As the Civil War drew to a close, Americans revisited the concept of monuments and memorialization with a fresh perspective.
Cities and towns throughout Freedom’s Way National Heritage Area began constructing Civil War monuments. Many of these were statues depicting a kind of “citizen-soldier.” The Roxbury Soldier’s Monument, sculpted by Martin Milmore in 1867, was the first standing soldier monument of its kind. However, examples soon cropped up in the Heritage Area towns of Ashburnham, Townsend, and Fitchburg—the Fitchburg Civil War Memorial was also designed by Milmore.
Other monuments served a more practical purpose, such as Memorial Hall at the Lancaster Town Library (now Thayer Memorial Library) commemorating the town’s Civil War casualties. As the Soldiers’ Memorial Society in Boston put it, “Our monuments to our brothers who have served the country shall be in the hospitals, schools, and other beneficent institutions to which we can contribute in the region where they fought for us.”
The end of the Civil War also conjured a surge of monuments to the American Revolution and its participants. During this period, the last Revolutionary War veterans were dying.
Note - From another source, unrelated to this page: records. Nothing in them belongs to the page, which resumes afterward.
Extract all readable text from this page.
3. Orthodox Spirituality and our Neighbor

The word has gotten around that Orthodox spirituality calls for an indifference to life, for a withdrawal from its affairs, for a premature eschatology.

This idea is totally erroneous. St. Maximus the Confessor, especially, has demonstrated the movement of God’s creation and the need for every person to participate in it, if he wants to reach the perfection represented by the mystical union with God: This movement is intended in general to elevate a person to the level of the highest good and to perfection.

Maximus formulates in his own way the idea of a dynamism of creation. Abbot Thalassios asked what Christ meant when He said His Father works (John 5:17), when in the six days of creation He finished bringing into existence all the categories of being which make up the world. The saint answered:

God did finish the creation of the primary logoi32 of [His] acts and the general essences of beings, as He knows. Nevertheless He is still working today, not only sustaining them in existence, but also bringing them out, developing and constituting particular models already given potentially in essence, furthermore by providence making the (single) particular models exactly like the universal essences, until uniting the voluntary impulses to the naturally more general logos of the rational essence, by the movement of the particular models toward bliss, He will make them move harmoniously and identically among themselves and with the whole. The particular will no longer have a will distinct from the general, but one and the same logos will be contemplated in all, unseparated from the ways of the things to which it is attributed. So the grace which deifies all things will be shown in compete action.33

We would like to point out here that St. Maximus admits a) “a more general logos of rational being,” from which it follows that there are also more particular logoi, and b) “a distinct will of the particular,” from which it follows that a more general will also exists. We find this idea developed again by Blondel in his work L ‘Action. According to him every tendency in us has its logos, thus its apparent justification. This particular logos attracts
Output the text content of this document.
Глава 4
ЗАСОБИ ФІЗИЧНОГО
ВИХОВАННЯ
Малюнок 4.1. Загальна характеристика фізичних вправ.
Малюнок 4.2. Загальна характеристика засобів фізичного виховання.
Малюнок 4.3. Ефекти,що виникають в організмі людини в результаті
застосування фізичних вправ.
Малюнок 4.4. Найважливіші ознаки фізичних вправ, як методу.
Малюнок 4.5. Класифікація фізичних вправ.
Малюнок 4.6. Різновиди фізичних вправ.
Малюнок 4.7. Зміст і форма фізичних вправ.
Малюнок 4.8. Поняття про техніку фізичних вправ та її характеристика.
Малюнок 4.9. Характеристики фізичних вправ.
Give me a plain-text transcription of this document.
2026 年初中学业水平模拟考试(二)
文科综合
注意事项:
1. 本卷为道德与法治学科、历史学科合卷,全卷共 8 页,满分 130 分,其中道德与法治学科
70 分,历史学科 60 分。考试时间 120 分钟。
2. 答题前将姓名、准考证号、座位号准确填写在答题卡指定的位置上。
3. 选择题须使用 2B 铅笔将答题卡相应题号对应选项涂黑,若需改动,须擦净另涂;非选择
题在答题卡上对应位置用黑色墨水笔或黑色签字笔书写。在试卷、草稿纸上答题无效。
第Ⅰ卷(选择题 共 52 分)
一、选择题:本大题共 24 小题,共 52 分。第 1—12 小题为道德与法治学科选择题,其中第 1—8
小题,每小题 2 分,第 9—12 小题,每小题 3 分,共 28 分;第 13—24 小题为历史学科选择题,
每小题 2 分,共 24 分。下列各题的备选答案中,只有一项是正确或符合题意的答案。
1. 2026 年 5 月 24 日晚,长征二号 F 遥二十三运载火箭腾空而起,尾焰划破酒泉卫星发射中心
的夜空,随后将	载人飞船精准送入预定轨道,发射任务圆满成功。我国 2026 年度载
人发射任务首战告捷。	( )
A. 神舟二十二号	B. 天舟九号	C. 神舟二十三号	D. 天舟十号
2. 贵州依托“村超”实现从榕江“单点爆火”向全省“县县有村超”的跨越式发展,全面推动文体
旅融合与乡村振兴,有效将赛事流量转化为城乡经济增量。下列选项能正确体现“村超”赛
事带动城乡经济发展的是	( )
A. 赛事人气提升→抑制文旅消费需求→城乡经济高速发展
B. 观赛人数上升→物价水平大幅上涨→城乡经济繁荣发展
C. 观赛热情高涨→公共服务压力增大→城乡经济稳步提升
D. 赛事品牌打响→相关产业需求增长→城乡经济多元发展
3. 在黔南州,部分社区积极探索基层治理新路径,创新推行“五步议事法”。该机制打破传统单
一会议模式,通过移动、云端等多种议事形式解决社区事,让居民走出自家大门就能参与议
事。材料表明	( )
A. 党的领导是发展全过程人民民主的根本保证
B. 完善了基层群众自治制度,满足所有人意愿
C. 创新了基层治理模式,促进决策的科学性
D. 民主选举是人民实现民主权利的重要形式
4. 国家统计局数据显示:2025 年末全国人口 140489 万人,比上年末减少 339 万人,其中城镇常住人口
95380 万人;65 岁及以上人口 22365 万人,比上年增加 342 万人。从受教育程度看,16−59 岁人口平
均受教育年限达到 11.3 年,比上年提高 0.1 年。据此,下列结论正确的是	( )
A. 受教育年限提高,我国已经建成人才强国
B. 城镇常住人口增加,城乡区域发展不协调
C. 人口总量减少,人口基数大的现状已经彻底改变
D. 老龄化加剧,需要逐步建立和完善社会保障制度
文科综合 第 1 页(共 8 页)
It’s likely that these monuments were an homage to this fading generation; however, revolutionary ideals were also a unifying salve for a war-torn and divided nation.
In his first inaugural address, a mere five weeks before the first battle of the Civil War, President Abraham Lincoln stated: “The mystic chords of memory, stretching from every battlefield and every patriot grave, to every living heart and hearth stone, all over this broad land, will yet swell the chorus of the Union, when again touched, as surely they will be, by the better angels of our nature.” By the war’s end four years later, Americans seemed ready to embrace those patriotic ideals once again.
Monuments erected after the Civil War took a more holistic approach, often honoring veterans from multiple wars. Philosophical shifts also became apparent, honoring the dead of the “opposing force” as in the case of the Grave of British Soldiers near Concord’s North Bridge, or alluding sympathetically to the atrocities of war.
These monuments serve as a poignant reminder that although Reconstruction had begun, post-Civil War America would never be the same.